Donald Trump
Appellate Court Judges Question Trump’s Stance on Birthright Citizenship

A federal appellate court is currently deliberating on the potential to overturn a century-and-a-half-old constitutional right ensuring that every child born in the U.S. is granted citizenship. The Ninth Circuit Court of Appeals recently heard arguments regarding a lawsuit initiated by Arizona, Washington, Illinois, and Oregon against the federal government in January.
The challenge was launched just a day after President Trump issued an executive order that would deny citizenship to children born after February 19, 2025, if their parents lack U.S. citizenship or lawful permanent resident status. A Seattle district court had previously blocked this order, deeming it “blatantly unconstitutional.”
The Trump administration seeks to have this ruling reversed, asserting that the Fourteenth Amendment’s citizenship benefits were never intended to cover children of undocumented immigrants. Eric McArthur, a deputy assistant attorney general, argued that historical congressional discussions on the amendment indicate an intent to reserve citizenship for those connected to the U.S.
McArthur referenced the landmark Dred Scott case, asserting that the principal aim of the citizenship clause was to guarantee rights for freed slaves and their descendants. He stated the core issue is whether the amendment grants birthright citizenship to children of individuals categorized as transient visitors or illegal aliens, who did not exist at the time the amendment was ratified.
Restricting citizenship to the children of undocumented immigrants would impact hundreds of thousands born in the U.S. annually. According to the states’ lawsuit, as many as 3,400 children born in Arizona in 2022 had parents without legal status.
The administration contends that citizenship is only guaranteed to those “subject to the jurisdiction” of the United States, a phrase interpreted as excluding children of foreign diplomats. Historical precedents demonstrate that prior laws excluded certain groups, like Native Americans, from citizenship until later legislative changes.
For a child born in the U.S. to be eligible for citizenship, McArthur claimed, their parents must have established residency here rather than being transient visitors. The judges on the appellate panel expressed skepticism about McArthur’s interpretation of residency as a requirement for citizenship.
Judge Ronald Gould noted that the language of the citizenship clause does not explicitly mention residency. In contrast, McArthur argued that living in the U.S. implies a necessary allegiance to the country that undocumented immigrants do not possess.

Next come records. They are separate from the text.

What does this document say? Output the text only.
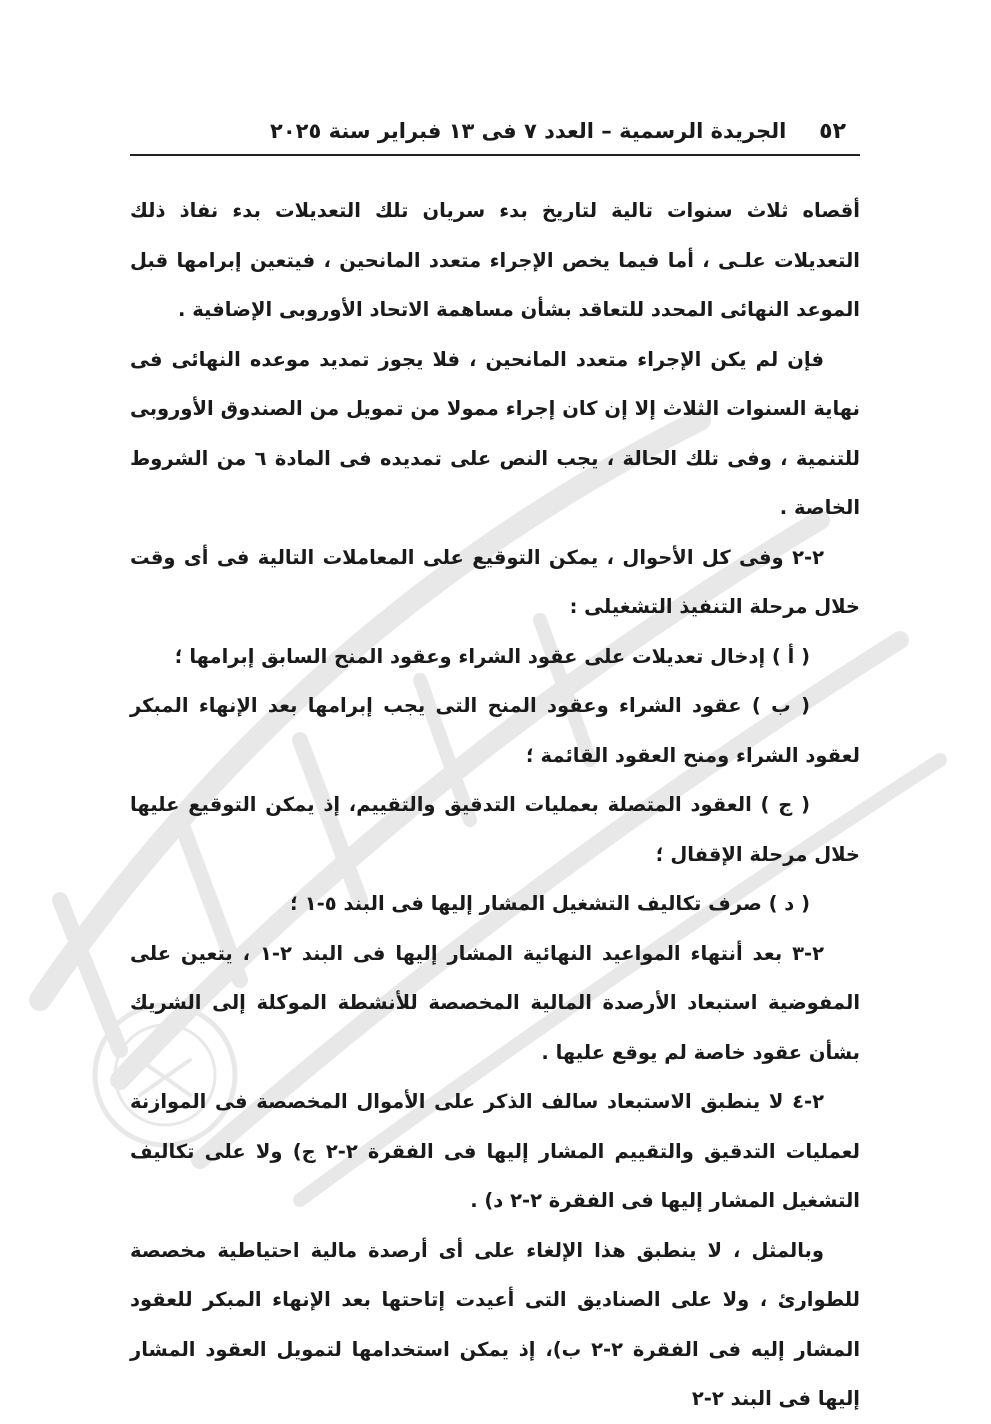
٥٢
الجريدة الرسمية – العدد ٧ فى ١٣ فبراير سنة ٢٠٢٥

أقصاه ثلاث سنوات تالية لتاريخ بدء سريان تلك التعديلات بدء نفاذ ذلك التعديلات علـى ، أما فيما يخص الإجراء متعدد المانحين ، فيتعين إبرامها قبل الموعد النهائى المحدد للتعاقد بشأن مساهمة الاتحاد الأوروبى الإضافية .

فإن لم يكن الإجراء متعدد المانحين ، فلا يجوز تمديد موعده النهائى فى نهاية السنوات الثلاث إلا إن كان إجراء ممولا من تمويل من الصندوق الأوروبى للتنمية ، وفى تلك الحالة ، يجب النص على تمديده فى المادة ٦ من الشروط الخاصة .

٢-٢ وفى كل الأحوال ، يمكن التوقيع على المعاملات التالية فى أى وقت خلال مرحلة التنفيذ التشغيلى :

( أ ) إدخال تعديلات على عقود الشراء وعقود المنح السابق إبرامها ؛

( ب ) عقود الشراء وعقود المنح التى يجب إبرامها بعد الإنهاء المبكر لعقود الشراء ومنح العقود القائمة ؛

( ج ) العقود المتصلة بعمليات التدقيق والتقييم، إذ يمكن التوقيع عليها خلال مرحلة الإقفال ؛

( د ) صرف تكاليف التشغيل المشار إليها فى البند ٥-١ ؛

٢-٣ بعد أنتهاء المواعيد النهائية المشار إليها فى البند ٢-١ ، يتعين على المفوضية استبعاد الأرصدة المالية المخصصة للأنشطة الموكلة إلى الشريك بشأن عقود خاصة لم يوقع عليها .

٢-٤ لا ينطبق الاستبعاد سالف الذكر على الأموال المخصصة فى الموازنة لعمليات التدقيق والتقييم المشار إليها فى الفقرة ٢-٢ ج) ولا على تكاليف التشغيل المشار إليها فى الفقرة ٢-٢ د) .

وبالمثل ، لا ينطبق هذا الإلغاء على أى أرصدة مالية احتياطية مخصصة للطوارئ ، ولا على الصناديق التى أعيدت إتاحتها بعد الإنهاء المبكر للعقود المشار إليه فى الفقرة ٢-٢ ب)، إذ يمكن استخدامها لتمويل العقود المشار إليها فى البند ٢-٢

Concerns about the repercussions of the executive order were raised by Noah Purcell, Washington’s solicitor general. Purcell argued that accepting the Trump administration’s position could retroactively affect millions who believed they were U.S. citizens.
As proceedings unfold, Judge Gould questioned potential outcomes, asking whether a child born to a mother without current legal status could face deportation even after decades of living in the country before this order’s implementation.
Purcell contended that enforcing the order would impose unbearable administrative burdens on hospitals and governmental workers, complicating the task of determining who qualifies for citizenship. He also raised doubts about the practical implications of establishing a “political allegiance” criterion for citizenship.
The court proceedings are part of a series of interconnected cases designed to challenge Trump’s stance on birthright citizenship. The U.S. Supreme Court may ultimately determine the outcomes of these legal battles, affecting not only the Ninth Circuit’s decision but potentially the enforcement of nationwide injunctions against such executive actions as well.